Yes. PVDF-Plus does require a wetting agent prior to transfer. We suggest that the membrane be prewet in 5-10 ml of 100% methanol for about 5 seconds.

NitroBind does not contain cellulose acetate, a low binding polymer. This assures the highest binding and sensitivity remains approximately ~100μg/cm² for NitroBind.

Pure nitrocellulose exhibits the highest sensitivity with very low backgrounds in all transfers- especially in protein blotting. Unlike PVDF, nitrocellulose wets out naturally, does not require methanol, and will not turn hydrophobic during the transfer process. Nitrocellulose is very easily blocked and does not need the many blocking steps required with PVDF.

NitroBind and NitroPure must be floated on distilled water and then immersed until thoroughly wet. Then soak the membrane in transfer buffer until use. This is required for both northerns and Southerns.

Formamide allows a lower temperature to be used to melt the DNA. Without Formamide, a higher temperature is needed.

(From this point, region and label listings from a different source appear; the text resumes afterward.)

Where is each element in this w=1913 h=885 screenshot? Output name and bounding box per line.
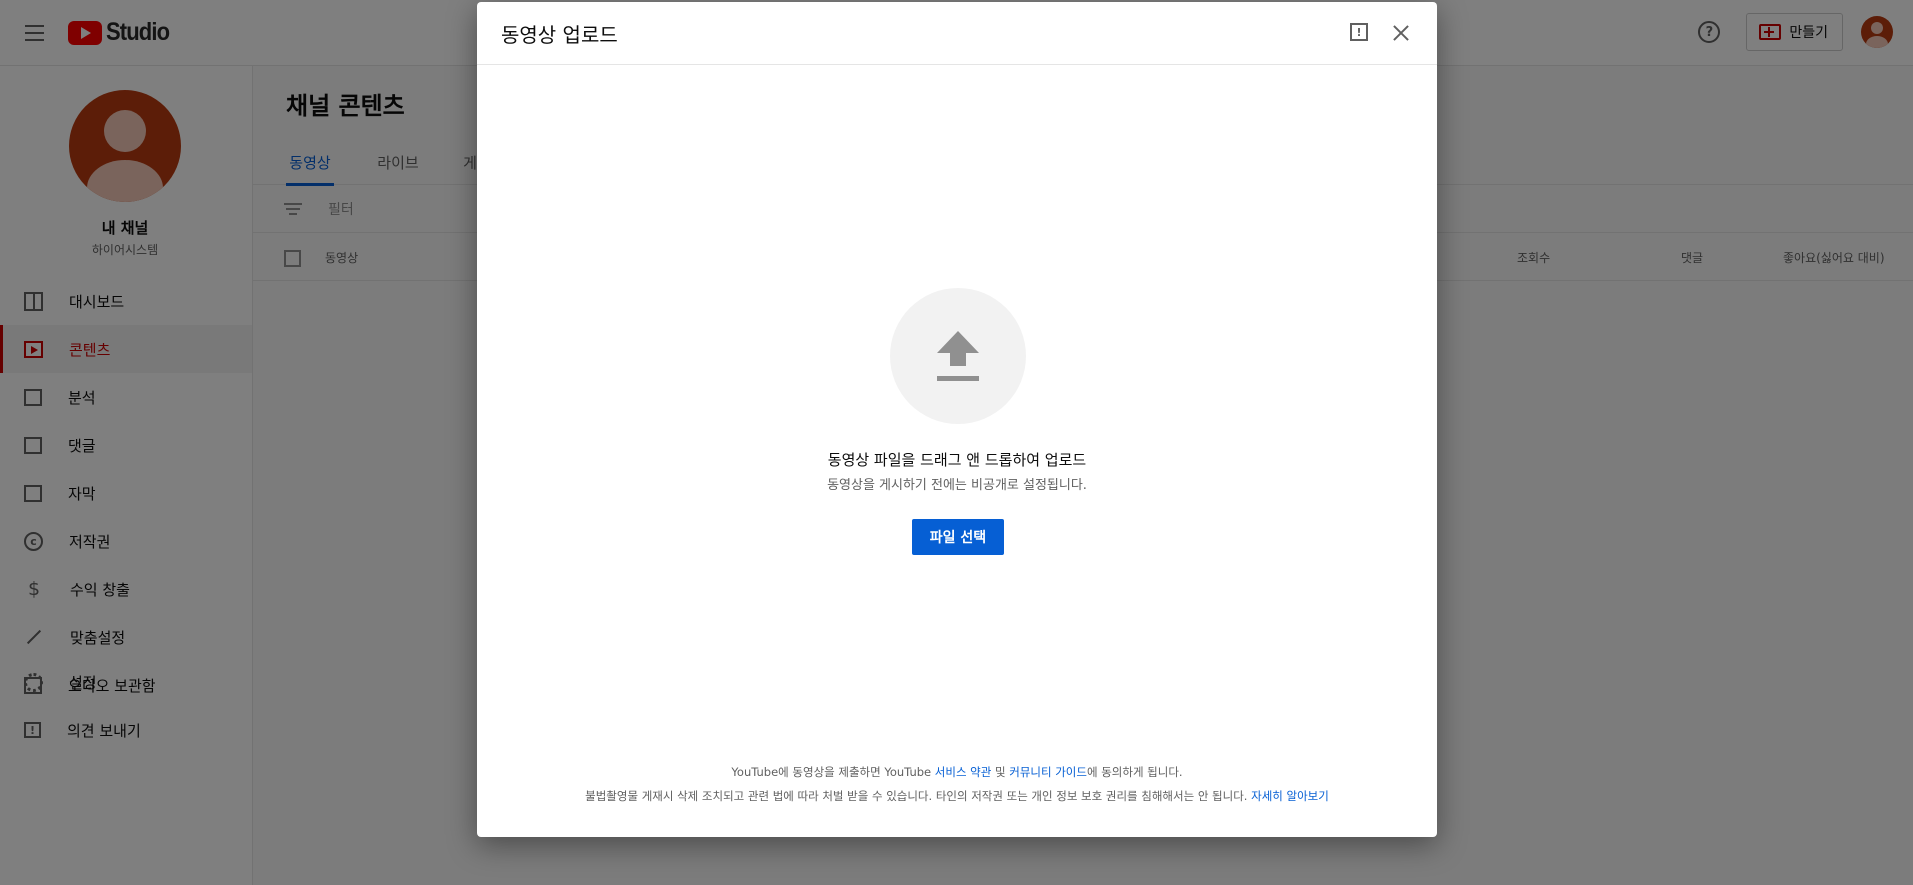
upload-arrow-base <box>937 376 979 381</box>
upload-dialog: 동영상 업로드 ! 동영상 파일을 드래그 앤 드롭하여 업로드 동영상을 게시… <box>477 2 1437 837</box>
drop-instructions: 동영상 파일을 드래그 앤 드롭하여 업로드 <box>827 451 1087 469</box>
learn-more-link[interactable]: 자세히 알아보기 <box>1251 789 1329 803</box>
upload-drop-zone[interactable] <box>890 288 1026 424</box>
drop-subtitle: 동영상을 게시하기 전에는 비공개로 설정됩니다. <box>827 478 1087 493</box>
community-guidelines-link[interactable]: 커뮤니티 가이드 <box>1009 765 1087 779</box>
terms-notice: YouTube에 동영상을 제출하면 YouTube 서비스 약관 및 커뮤니티… <box>477 764 1437 780</box>
close-icon[interactable] <box>1390 22 1412 44</box>
upload-arrow-icon <box>937 331 979 353</box>
terms-of-service-link[interactable]: 서비스 약관 <box>935 765 992 779</box>
dialog-header: 동영상 업로드 ! <box>477 2 1437 65</box>
select-files-button[interactable]: 파일 선택 <box>912 519 1004 555</box>
terms-text-suffix: 에 동의하게 됩니다. <box>1086 765 1183 779</box>
legal-warning: 불법촬영물 게재시 삭제 조치되고 관련 법에 따라 처벌 받을 수 있습니다.… <box>477 788 1437 804</box>
dialog-title: 동영상 업로드 <box>501 23 618 47</box>
legal-warning-text: 불법촬영물 게재시 삭제 조치되고 관련 법에 따라 처벌 받을 수 있습니다.… <box>585 789 1252 803</box>
terms-text-and: 및 <box>991 765 1010 779</box>
terms-text-prefix: YouTube에 동영상을 제출하면 YouTube <box>731 765 935 779</box>
send-feedback-icon[interactable]: ! <box>1350 23 1368 41</box>
upload-arrow-stem <box>950 352 966 366</box>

When formamide is used, the hybridization is normally performed at 42°C (108°F) instead of 65°C (149°F).

Formamide-based hybridization solutions are a frequent source of background noise, and the formamide must be freshly made and deionized. The solution should also be filtered with our Cameo 25GAS: 25mm Glass Fiber over Acetate Sterile Syringe Filter, DGA02025S0 or our Cameo 25GSS: 25mm Glass Fiber Over Polyethersulfone Sterile Syringe Filter, DGS02025S0 to help eliminate background.

The membrane requires baking or UV crosslinking. Osmonics recommends baking procedure for stronger binding to the membrane. This is recommended for customers that may not be famaliar with the UV apparatus.

UV can be used but may not be as reliable as baking and over-exposure will degrade the membrane and lower the signal. For optimum UV parameters variation may occur depending on brand, membrane type and wetness, size and type of nucleic acid, transfer buffer used, age and condition of the UV bulbs for some examples. Many UV end-user prefer the UV equipment, requiring only seconds versus 2 hours for baking, because the variables have been worked out and are established. It is easier to use.

One of our customers was wondering if drying E. coli on Magna Lift nylon transfer membranes prior to denaturation effects the colony hybridization. Further, they were wondering if after drying the membranes, would treating with SDS before denaturation effect the hybridization? The answer is ... no, this will work! The hybridization will not be adversely affected. This is the procedure they used.

Procedure

	1.	performed colony lifts
	2.	air dried nylon membranes with E. coli
	3.	incubated 3 minutes on 3MM paper saturated with 10% SDS
	4.	incubated 5 minutes on 3MM with 0.5M NaOH, 1.5 M NaCl
	5.	incubated 5 minutes on 3MM with 1.5 M NaCl, 0.5M Tris pH 7.5
	6.	incubated 5 minutes on 3MM with 2X SSC
	7.	UV crosslinked without drying
	8.	prehybridized and hybridized as usual

Magna Nylon is recommended for DIG labeling hybridizations. Remember to always check the recommendations of the kit manufacturer first.

Osmonics recommends using NitroBind unsupported Nitrocellulose membranes for protein applications in which non-radioactive probes are to be used. The NitroBind will yield lower background than a PVDF membrane with non-radioactive probes.